Stripped of all context of this being a remake and the follow-up to the RE2 remake, this is a fine game on its own. It looks and plays fine, and is competently made. But given its status as a remake, considering the quality of prior RE remakes and the quality of the most recent RE games, this was an enormous disappointment.
1. Red Dead Redemption 2 - I loved Red Dead Redemption, and it remains my favorite Rockstar game. RDR2 was my most-wanted game (by far) going into 2018. It ended up as one of my all-time Top 5 biggest disappointments, and is probably the last Rockstar game I'll play. GTAV was a mild disappointment for me back in 2013, because of how outdated it felt to play, and how rigid the mission design was. "If only their games would feel like other modern games do." "If only they would allow me some degree of freedom in how I complete a mission." However, Rockstar lives in a bubble where if it isn't something they themselves came up with, it simply doesn't exist. Five years later, and RDR2 doubles down on all of this, feeling even more outdated mechanically given the passage of time, and offering zero player freedom while in a mission. Why make open-world games when these are the missions you want to design? Why design missions like this when you've constructed such a beautiful, detailed open-world? It is oil & water. There are some great moments outside of missions, where you're allowed to be your own Arthur Morgan, but once a mission starts you are the Houser Brothers' Arthur Morgan and the game never hesitates to punish you for stepping out of line.
For most of the game, I didn't have a positive experience playing this. During Chapters 3 and 4 (the real meat of the game) I can honestly say I was enjoying my time with the game, but everything before and after was a slog. I stuck with the game in the hope that the story would pay off, but it doesn't. I genuinely don't think the story is very good, either. It's incredibly repetitive and takes much longer to reach its destination than it needed to, and even the game's climactic moment was ruined by dragging things out even further. And as someone who played as a villainous outlaw Arthur, the major late-game story development didn't land for me at all. None of it felt earned.
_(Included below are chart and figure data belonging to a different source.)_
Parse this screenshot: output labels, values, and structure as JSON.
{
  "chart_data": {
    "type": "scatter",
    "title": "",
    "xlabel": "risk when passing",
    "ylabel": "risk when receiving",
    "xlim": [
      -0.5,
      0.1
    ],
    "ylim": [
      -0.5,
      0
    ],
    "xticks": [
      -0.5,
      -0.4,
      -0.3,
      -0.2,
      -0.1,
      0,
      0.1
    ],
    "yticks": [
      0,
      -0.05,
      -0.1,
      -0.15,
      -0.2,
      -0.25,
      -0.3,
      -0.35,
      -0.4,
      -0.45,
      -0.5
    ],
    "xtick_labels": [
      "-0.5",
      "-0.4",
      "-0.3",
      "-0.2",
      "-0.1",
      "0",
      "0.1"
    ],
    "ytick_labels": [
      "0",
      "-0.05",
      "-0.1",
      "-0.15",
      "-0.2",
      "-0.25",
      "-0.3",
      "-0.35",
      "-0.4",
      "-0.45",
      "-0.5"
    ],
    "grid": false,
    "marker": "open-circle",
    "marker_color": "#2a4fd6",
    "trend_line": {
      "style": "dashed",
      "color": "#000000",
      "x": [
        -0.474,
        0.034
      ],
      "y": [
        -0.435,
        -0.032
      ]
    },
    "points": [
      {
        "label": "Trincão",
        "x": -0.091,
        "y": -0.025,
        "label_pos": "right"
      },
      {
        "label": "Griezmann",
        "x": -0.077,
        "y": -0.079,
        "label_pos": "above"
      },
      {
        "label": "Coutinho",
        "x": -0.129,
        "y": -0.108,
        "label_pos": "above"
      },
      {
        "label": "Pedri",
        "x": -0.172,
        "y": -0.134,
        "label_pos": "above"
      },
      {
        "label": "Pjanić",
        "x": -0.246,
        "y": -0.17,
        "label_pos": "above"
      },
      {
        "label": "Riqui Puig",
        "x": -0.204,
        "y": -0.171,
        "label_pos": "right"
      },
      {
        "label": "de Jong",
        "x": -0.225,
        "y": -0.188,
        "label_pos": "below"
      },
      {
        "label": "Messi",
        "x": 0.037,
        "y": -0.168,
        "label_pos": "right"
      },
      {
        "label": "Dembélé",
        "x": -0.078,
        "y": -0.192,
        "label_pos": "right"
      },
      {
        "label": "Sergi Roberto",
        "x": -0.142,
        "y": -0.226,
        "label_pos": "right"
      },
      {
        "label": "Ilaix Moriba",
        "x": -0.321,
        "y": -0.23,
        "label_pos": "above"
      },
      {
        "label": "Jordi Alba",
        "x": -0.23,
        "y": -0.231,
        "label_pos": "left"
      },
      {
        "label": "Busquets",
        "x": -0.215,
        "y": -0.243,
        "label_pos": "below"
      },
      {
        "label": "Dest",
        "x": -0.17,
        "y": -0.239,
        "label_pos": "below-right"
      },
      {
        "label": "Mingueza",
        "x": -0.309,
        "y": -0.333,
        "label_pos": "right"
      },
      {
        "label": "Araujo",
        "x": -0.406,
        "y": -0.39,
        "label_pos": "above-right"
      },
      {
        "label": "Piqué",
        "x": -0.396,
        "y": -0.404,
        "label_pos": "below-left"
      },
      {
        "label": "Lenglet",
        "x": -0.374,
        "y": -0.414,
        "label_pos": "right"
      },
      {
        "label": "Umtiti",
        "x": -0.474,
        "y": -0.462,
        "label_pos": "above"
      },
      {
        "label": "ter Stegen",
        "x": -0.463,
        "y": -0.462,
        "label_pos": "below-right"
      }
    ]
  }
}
There are too many impressive elements of Red Dead Redemption 2 for me to call it a bad game. The visuals and presentation are top-of-the-line, and some of the NPC interactions (especially at camp) led to some really magical moments that you can't find anywhere else. But generally speaking, I didn't like this game. Every new Rockstar release has always felt like a huge event that I've wanted to be a part of. But if future Rockstar games continue in the direction of GTAV and RDR2 - as I expect them to - then I'm out. It was a good run, but I'm just not going to bother with something that I know I'm going to find frustrating.